Mandate
When an app authenticates with WordPress, it gains the full capabilities of that user. WordPress has no way to limit that.
Mandate adds the policy layer WordPress never ships with.
WordPress authenticates the request. It doesn't limit it.
Application Passwords prove identity. They don't restrict what an authenticated request can do. That falls entirely on the user's capabilities. If that user is an admin, every app that logs in as them has admin-level access.
Today, REST clients, automation platforms, AI agents, management tools, and MCP connectors all make authenticated requests to WordPress. Any of them, if misconfigured or compromised, can do anything that user can do.
Mandate adds what's missing: a policy per Application Password. You define what each credential is allowed to do. Mandate enforces it on every request.
Normal WordPress user sessions are unaffected.

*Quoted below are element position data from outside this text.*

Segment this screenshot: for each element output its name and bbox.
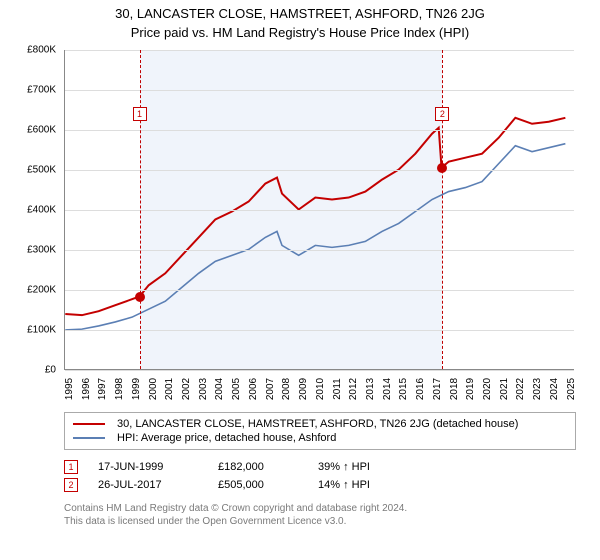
x-tick-label: 2008: [281, 378, 292, 400]
legend-swatch-hpi: [73, 437, 105, 439]
x-tick-label: 2001: [164, 378, 175, 400]
legend-row-hpi: HPI: Average price, detached house, Ashf…: [73, 431, 567, 445]
y-tick-label: £0: [16, 365, 56, 376]
x-tick-label: 2004: [214, 378, 225, 400]
event-line: [140, 50, 141, 369]
gridline-h: [65, 330, 574, 331]
x-tick-label: 1996: [81, 378, 92, 400]
chart: 12 £0£100K£200K£300K£400K£500K£600K£700K…: [20, 46, 580, 406]
sale-date-2: 26-JUL-2017: [98, 479, 198, 491]
x-tick-label: 2018: [449, 378, 460, 400]
x-tick-label: 2006: [248, 378, 259, 400]
gridline-h: [65, 50, 574, 51]
y-tick-label: £800K: [16, 45, 56, 56]
x-tick-label: 2016: [415, 378, 426, 400]
legend: 30, LANCASTER CLOSE, HAMSTREET, ASHFORD,…: [64, 412, 576, 450]
x-tick-label: 2012: [348, 378, 359, 400]
x-tick-label: 1999: [131, 378, 142, 400]
sales-row-2: 2 26-JUL-2017 £505,000 14% ↑ HPI: [64, 476, 576, 494]
x-tick-label: 2017: [432, 378, 443, 400]
x-tick-label: 2023: [532, 378, 543, 400]
x-tick-label: 2009: [298, 378, 309, 400]
legend-label-hpi: HPI: Average price, detached house, Ashf…: [117, 432, 336, 444]
x-tick-label: 2021: [499, 378, 510, 400]
gridline-h: [65, 130, 574, 131]
plot-area: 12: [64, 50, 574, 370]
gridline-h: [65, 90, 574, 91]
sale-date-1: 17-JUN-1999: [98, 461, 198, 473]
x-tick-label: 2010: [315, 378, 326, 400]
gridline-h: [65, 370, 574, 371]
y-tick-label: £500K: [16, 165, 56, 176]
title-line-2: Price paid vs. HM Land Registry's House …: [0, 25, 600, 40]
x-tick-label: 2011: [332, 378, 343, 400]
gridline-h: [65, 170, 574, 171]
sales-row-1: 1 17-JUN-1999 £182,000 39% ↑ HPI: [64, 458, 576, 476]
sale-pct-1: 39% ↑ HPI: [318, 461, 408, 473]
legend-row-property: 30, LANCASTER CLOSE, HAMSTREET, ASHFORD,…: [73, 417, 567, 431]
sale-pct-2: 14% ↑ HPI: [318, 479, 408, 491]
event-line: [442, 50, 443, 369]
y-tick-label: £600K: [16, 125, 56, 136]
x-tick-label: 1998: [114, 378, 125, 400]
x-tick-label: 2025: [566, 378, 577, 400]
x-tick-label: 1997: [97, 378, 108, 400]
y-tick-label: £400K: [16, 205, 56, 216]
y-tick-label: £700K: [16, 85, 56, 96]
chart-title-block: 30, LANCASTER CLOSE, HAMSTREET, ASHFORD,…: [0, 0, 600, 46]
x-tick-label: 2014: [382, 378, 393, 400]
gridline-h: [65, 290, 574, 291]
sale-price-2: £505,000: [218, 479, 298, 491]
footer: Contains HM Land Registry data © Crown c…: [64, 502, 576, 528]
x-tick-label: 2022: [515, 378, 526, 400]
x-tick-label: 2019: [465, 378, 476, 400]
sale-marker-1: 1: [64, 460, 78, 474]
sale-box-2: 2: [435, 107, 449, 121]
x-tick-label: 2005: [231, 378, 242, 400]
sale-box-1: 1: [133, 107, 147, 121]
x-tick-label: 2003: [198, 378, 209, 400]
x-tick-label: 1995: [64, 378, 75, 400]
sales-table: 1 17-JUN-1999 £182,000 39% ↑ HPI 2 26-JU…: [64, 458, 576, 494]
footer-line-1: Contains HM Land Registry data © Crown c…: [64, 502, 576, 515]
y-tick-label: £200K: [16, 285, 56, 296]
x-tick-label: 2024: [549, 378, 560, 400]
y-tick-label: £300K: [16, 245, 56, 256]
x-tick-label: 2020: [482, 378, 493, 400]
sale-dot-1: [135, 292, 145, 302]
sale-price-1: £182,000: [218, 461, 298, 473]
x-tick-label: 2013: [365, 378, 376, 400]
x-tick-label: 2000: [148, 378, 159, 400]
sale-dot-2: [437, 163, 447, 173]
x-tick-label: 2015: [398, 378, 409, 400]
title-line-1: 30, LANCASTER CLOSE, HAMSTREET, ASHFORD,…: [0, 6, 600, 21]
x-tick-label: 2002: [181, 378, 192, 400]
gridline-h: [65, 250, 574, 251]
gridline-h: [65, 210, 574, 211]
sale-marker-2: 2: [64, 478, 78, 492]
legend-swatch-property: [73, 423, 105, 425]
footer-line-2: This data is licensed under the Open Gov…: [64, 515, 576, 528]
y-tick-label: £100K: [16, 325, 56, 336]
x-tick-label: 2007: [265, 378, 276, 400]
legend-label-property: 30, LANCASTER CLOSE, HAMSTREET, ASHFORD,…: [117, 418, 518, 430]
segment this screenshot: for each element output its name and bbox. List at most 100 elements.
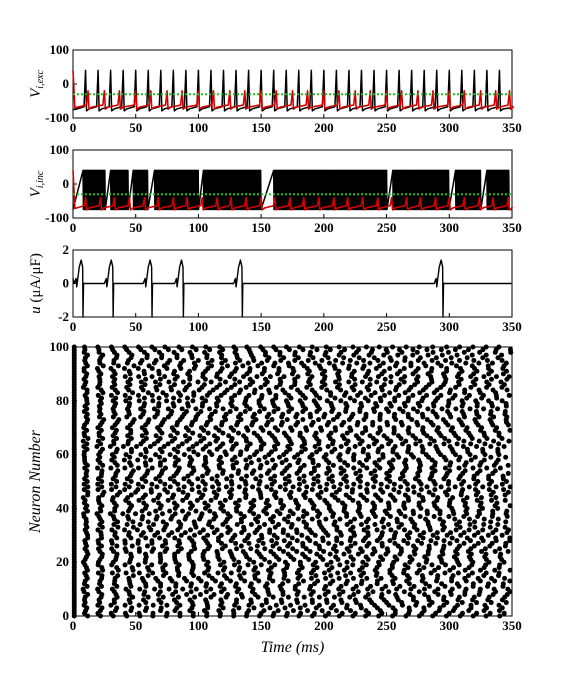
spike-dot <box>474 610 480 616</box>
spike-dot <box>258 562 264 568</box>
spike-dot <box>343 390 349 396</box>
spike-dot <box>232 532 238 538</box>
spike-dot <box>423 516 429 522</box>
spike-dot <box>424 347 430 353</box>
spike-dot <box>361 357 367 363</box>
spike-dot <box>382 376 388 382</box>
spike-dot <box>486 594 492 600</box>
spike-dot <box>153 379 159 385</box>
spike-dot <box>109 546 115 552</box>
spike-dot <box>411 484 417 490</box>
spike-dot <box>245 562 251 568</box>
spike-dot <box>114 565 120 571</box>
spike-dot <box>149 344 155 350</box>
spike-dot <box>379 540 385 546</box>
spike-dot <box>272 462 278 468</box>
spike-dot <box>276 366 282 372</box>
y-axis-label: Vi,inc <box>28 170 46 197</box>
spike-dot <box>176 344 182 350</box>
spike-dot <box>363 411 369 417</box>
spike-dot <box>190 610 196 616</box>
spike-dot <box>350 562 356 568</box>
spike-dot <box>351 465 357 471</box>
spike-dot <box>95 570 101 576</box>
spike-dot <box>187 368 193 374</box>
spike-dot <box>177 602 183 608</box>
spike-dot <box>156 368 162 374</box>
spike-dot <box>476 438 482 444</box>
spike-dot <box>295 387 301 393</box>
spike-dot <box>481 430 487 436</box>
spike-dot <box>271 610 277 616</box>
spike-dot <box>247 454 253 460</box>
spike-dot <box>166 379 172 385</box>
spike-dot <box>201 535 207 541</box>
spike-dot <box>171 597 177 603</box>
spike-dot <box>324 597 330 603</box>
spike-dot <box>193 586 199 592</box>
spike-dot <box>282 476 288 482</box>
spike-dot <box>211 511 217 517</box>
spike-dot <box>271 444 277 450</box>
spike-dot <box>301 473 307 479</box>
spike-dot <box>341 419 347 425</box>
spike-dot <box>276 546 282 552</box>
spike-dot <box>432 567 438 573</box>
spike-dot <box>176 487 182 493</box>
spike-dot <box>384 419 390 425</box>
spike-dot <box>141 500 147 506</box>
spike-dot <box>84 352 90 358</box>
spike-dot <box>486 473 492 479</box>
spike-dot <box>459 610 465 616</box>
spike-dot <box>441 519 447 525</box>
spike-dot <box>273 602 279 608</box>
spike-dot <box>446 610 452 616</box>
spike-dot <box>162 487 168 493</box>
spike-dot <box>439 581 445 587</box>
spike-dot <box>484 465 490 471</box>
spike-dot <box>483 344 489 350</box>
spike-dot <box>165 441 171 447</box>
spike-dot <box>367 433 373 439</box>
spike-dot <box>123 398 129 404</box>
spike-dot <box>480 446 486 452</box>
spike-dot <box>251 497 257 503</box>
spike-dot <box>299 532 305 538</box>
spike-dot <box>99 468 105 474</box>
spike-dot <box>225 524 231 530</box>
spike-dot <box>421 586 427 592</box>
spike-dot <box>390 344 396 350</box>
spike-dot <box>162 465 168 471</box>
spike-dot <box>167 575 173 581</box>
spike-dot <box>288 489 294 495</box>
spike-dot <box>208 379 214 385</box>
spike-dot <box>268 565 274 571</box>
spike-dot <box>328 430 334 436</box>
spike-dot <box>499 352 505 358</box>
spike-dot <box>264 581 270 587</box>
spike-dot <box>323 583 329 589</box>
spike-dot <box>201 608 207 614</box>
spike-dot <box>195 476 201 482</box>
spike-dot <box>122 546 128 552</box>
spike-dot <box>251 411 257 417</box>
spike-dot <box>506 374 512 380</box>
spike-dot <box>423 581 429 587</box>
spike-dot <box>346 379 352 385</box>
spike-dot <box>474 600 480 606</box>
spike-dot <box>167 508 173 514</box>
spike-dot <box>140 513 146 519</box>
spike-dot <box>198 425 204 431</box>
spike-dot <box>214 527 220 533</box>
spike-dot <box>426 543 432 549</box>
spike-dot <box>341 551 347 557</box>
spike-dot <box>421 530 427 536</box>
spike-dot <box>357 484 363 490</box>
spike-dot <box>433 540 439 546</box>
spike-dot <box>129 565 135 571</box>
spike-dot <box>229 473 235 479</box>
x-tick-label: 200 <box>314 319 334 334</box>
spike-dot <box>126 530 132 536</box>
spike-dot <box>108 602 114 608</box>
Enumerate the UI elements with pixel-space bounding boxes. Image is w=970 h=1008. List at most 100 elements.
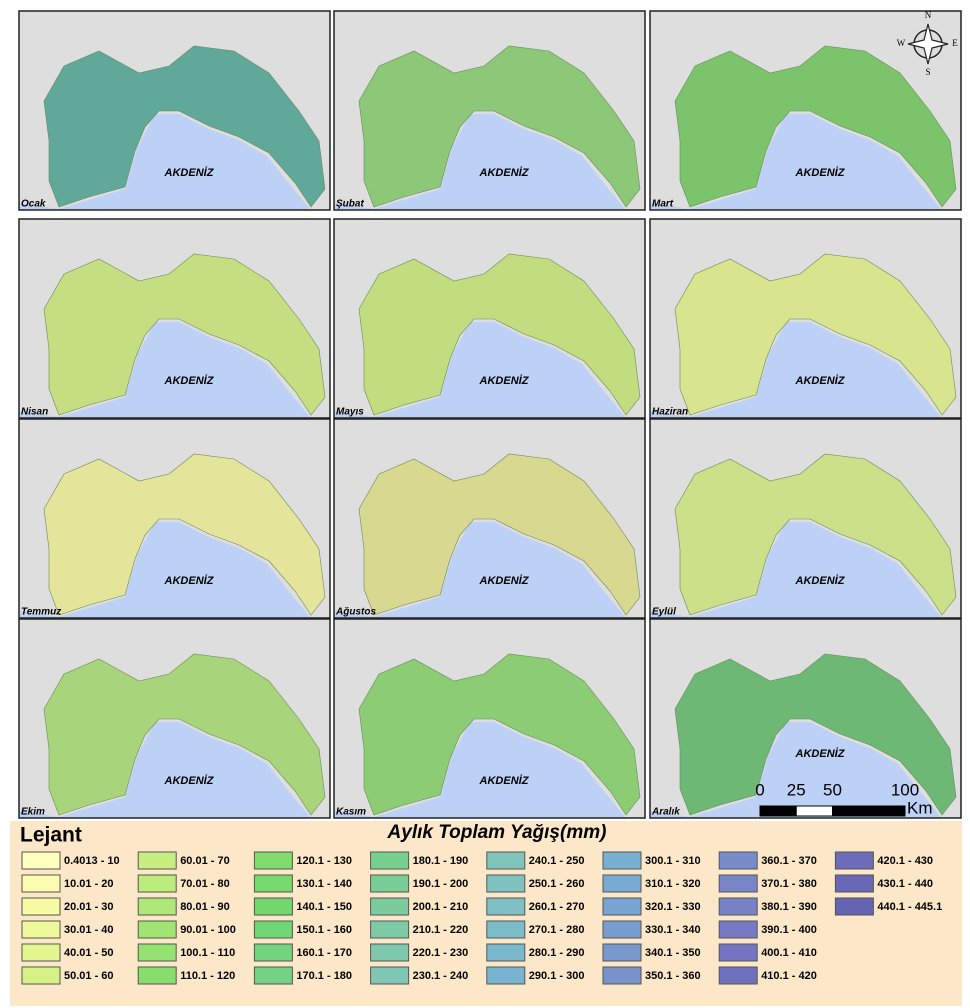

Mandate removes access that apps should never have had.
Read-only integration
- Read posts, pages & media
- No writes or deletes
- No access to settings, users, or plugins
For analytics tools, headless frontends, and reporting dashboards.
Content publisher
- Create, edit & publish posts
- Upload media
- No user management, plugins, or settings
For editorial tools, automation workflows, and AI writing assistants.
WooCommerce reader
- Read orders & products
- No order edits or fulfilment actions
- No access to store settings or users
For reporting integrations, dashboards, and external order management tools.
Pick the app password. Define its scope. Mandate enforces it.
Select the user
Pick the user that owns the app password you want to scope.
Choose the Application Password
Scope one specific credential without touching the user's other passwords or their normal wp-admin access.
Remove unnecessary capabilities
Mandate checks scope on every API request. Anything outside it is blocked before WordPress acts on it.